Evaluation of the therapeutic efficacy of small pyridine-containing molecules for treatment of neurodegenerative diseases

Abstract

Design of therapeutic molecules for treatment of neurodegenerative diseases must consider mechanisms of action that target misregulated reactive oxygen species (ROS), as extraneous ROS contribute to the development of disease. Antioxidant intervention of ROS includes quenching these species, as well as halting the generation of these species via redox cycling of mis-regulated transition metal ions. The study presented herein evaluates several antioxidant pathways of a new generation of Green Research Group molecules, including open-chain congeners and an indole derivative of established pyridinophane (PyN3) ligands.

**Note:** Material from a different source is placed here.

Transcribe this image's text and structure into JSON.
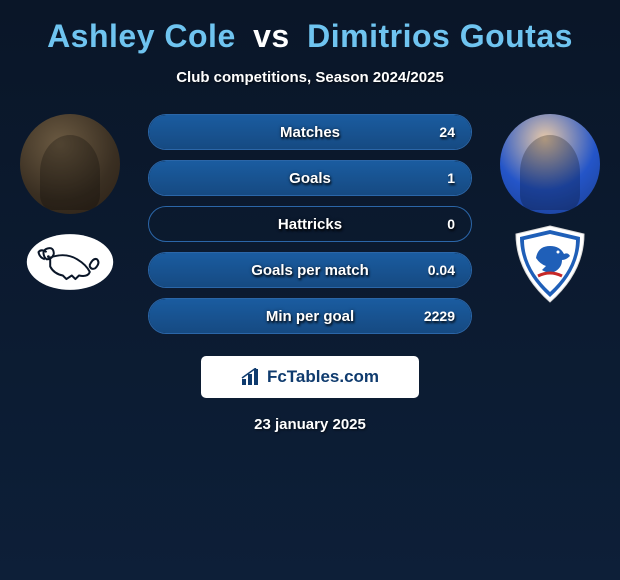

Open-chain congeners of PyN3 and OHPyN3, P-Py and P-OHPy respectively, failed to demonstrate radical scavenging reactivity due to an inability to quench 2,2-diphenyl-1-picrylhydrazyl. Conversely the indole derivative, IndPyN3, demonstrated a comparable reactivity to the parent hydroxyl pyridinophane, OHPyN3. The open-chain congeners also failed to reduce ROS generation via halting Cu(II/I) with ascorbic acid, while IndPyN3 was able to do so; the degree of inhibition ROS generation by IndPyN3 correlated with concentration and was comparable to OHPyN3. These results demonstrate that changing the macrocyclic structure of the pyridinophane to an open-chain structure disrupts therapeutic activity, while addition of the indole moiety to the pyridinophane scaffold does not do so. Finally, the complexation of pyridinophane ligands PyN3 and OHPyN3 with Cu2+, had varying effects on fatty acid peroxidation depending on incubation time. Both ligand-copper complexes increased fatty acid peroxidation with 2 hours of incubation at 37 °C. Conversely, both ligand-copper complexes reduced fatty acid peroxidation with 24 hours of incubation, demonstrating small amounts of antioxidant character.